In example 5, we have this code:

function buildList(list) {
  var result = [];
  for (var i = 0; i < list.length; i++) {
    var item = 'item' + i;
    result.push( function() {console.log(item + ' ' + list[i])} );
  } 
  return result;
}

function testList() {
  var fnlist = buildList([1,2,3]);
  // Using j only to  help prevent confusion -- could use I.
  for (var j = 0; j < fnlist.length; j++) {
    fnlist[j]();
  }
}

testList(); //logs "item 2 is undefined" 3 times

In the description of the problem, it is stated "Note that when you run the example, "item2 undefined" is alerted three times! This is because just like previous examples, there is only one closure for the local variables for buildList."

What part of the above code is the closure? I'm being thrown off by the example and the explanation because I can't identify what part is being closed, and thus, I cannot figure out why the code results in undefined.

Answer 1

The closure is:

function() {console.log(item + ' ' + list[i])}

When the array is built, the i passed is a reference to the i variable outside of the closure function scope. The i variable is always the same and is incrementing (because of the for loop) so, when you call each closure function it tries to access to list[list.length] (because i becomes 2 inside the loop which is from 0 to list.length-1) therefore you got an undefined exception.

Answer 2

In this example, list, item, and i are being closed on. You are running into issues because the three are not evaluated inside of the function being pushed onto result until the function is actually called.

This is actually a good example of why ES6 added the let keyword as well, because using var there is only 1 i, and 1 item variable in the buildList function that gets closed on, so all functions in the result array point to the same i and same item variables, which, of course get changed in each iteration. It is spitting out undefined because it is trying to use the last value of i that was set, which would be list.length, which is obviously 1 more than the index of the last element in the list, so when it tries to access list[i] it comes back as undefined.

Changing var i = ... to let i = ... in the for loop, and var item = ... to let item = ... fixes this and returns what you would expect.

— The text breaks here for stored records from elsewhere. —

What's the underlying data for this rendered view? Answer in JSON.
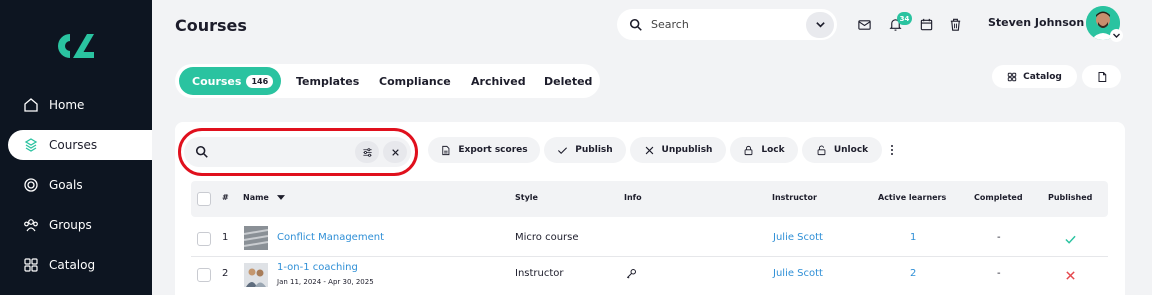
{
  "sidebar": {
    "items": [
      {
        "label": "Home",
        "icon": "home-icon"
      },
      {
        "label": "Courses",
        "icon": "courses-icon",
        "active": true
      },
      {
        "label": "Goals",
        "icon": "goals-icon"
      },
      {
        "label": "Groups",
        "icon": "groups-icon"
      },
      {
        "label": "Catalog",
        "icon": "catalog-icon"
      }
    ]
  },
  "header": {
    "title": "Courses",
    "search_placeholder": "Search",
    "notification_count": "34",
    "user_name": "Steven Johnson"
  },
  "tabs": [
    {
      "label": "Courses",
      "count": "146",
      "active": true
    },
    {
      "label": "Templates"
    },
    {
      "label": "Compliance"
    },
    {
      "label": "Archived"
    },
    {
      "label": "Deleted"
    }
  ],
  "right_actions": {
    "catalog_label": "Catalog"
  },
  "toolbar": {
    "export_label": "Export scores",
    "publish_label": "Publish",
    "unpublish_label": "Unpublish",
    "lock_label": "Lock",
    "unlock_label": "Unlock"
  },
  "table": {
    "columns": [
      "#",
      "Name",
      "Style",
      "Info",
      "Instructor",
      "Active learners",
      "Completed",
      "Published"
    ],
    "rows": [
      {
        "num": "1",
        "name": "Conflict Management",
        "dates": "",
        "style": "Micro course",
        "instructor": "Julie Scott",
        "active": "1",
        "completed": "-",
        "published": true
      },
      {
        "num": "2",
        "name": "1-on-1 coaching",
        "dates": "Jan 11, 2024 - Apr 30, 2025",
        "style": "Instructor",
        "instructor": "Julie Scott",
        "active": "2",
        "completed": "-",
        "published": false
      }
    ]
  },
  "colors": {
    "accent": "#2ac3a0",
    "sidebar": "#0d1521",
    "link": "#2f8fd6",
    "highlight": "#e0101d",
    "danger": "#e5484d"
  }
}
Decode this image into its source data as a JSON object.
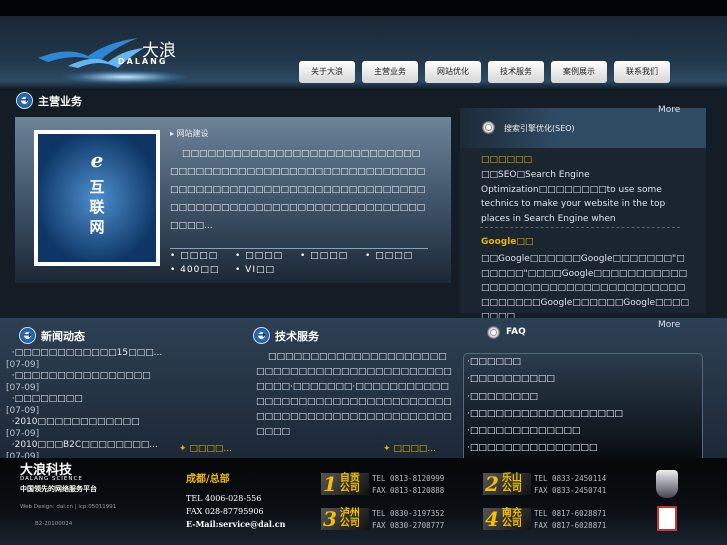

function buildList(list) {
  var result = [];
  for (let i = 0; i < list.length; i++) {
    let item = 'item' + i;
    // close on i and list. i does not get evaluated until fn gets called,
    // so we need to create a new i for each iteration of the loop, hence the use of let
    result.push( function() {console.log(item + ' ' + list[i])} );
  } 
  return result;
}

function testList() {
  var fnlist = buildList([1,2,3]);
  // Using j only to  help prevent confusion -- could use I.
  for (var j = 0; j < fnlist.length; j++) {
    fnlist[j]();
  }
}

testList();

The way to do this without the use of ES6 let is to create a function that will evaluate and close on i and list for each iteration of the loop manually, like so:

FYI: From a best-practice standpoint, this is actually the proper way to go so that you are not defining functions inside of a loop.

function logFunction (index, list) {
  // inside here, index and list get evaluated as their current values in the loop
  // and then closed on for that specific value in the function being returned
  return function () {
    console.log("item" + index + " " + list[index]);
  }
}
function buildList(list) {
  var result = [];
  for (var i = 0; i < list.length; i++) {
    // pass i and list to function to manually create closure
    result.push( logFunction(i, list) );
  } 
  return result;
}

function testList() {
  var fnlist = buildList([1,2,3]);
  // Using j only to  help prevent confusion -- could use I.
  for (var j = 0; j < fnlist.length; j++) {
    fnlist[j]();
  }
}

testList(); //logs "item 2 is undefined" 3 times

Answer 3

This would be the closure: function() {console.log(item + ' ' + list[i])} because it's using i and other variables from the parent scope.

What happens when you run the code ?

Step: 1. push first function, which has access to parent scope - i === 0

Step: 2. push second function - same thing -> i === 1 ( this is the same i as for step 1. - so now both functions have i === 1

...

Step: (list.length-1). push list.length - 1 function in the array -> now i === list.length-1 (but this is the same i to which all closures have access to.

One last step is i++ from the for.

Now you start calling the functions you created but they all have reference to the same i which now is equal to list.length and when it accesses list[list.length] it's outside the bounds of the array so it's undefined.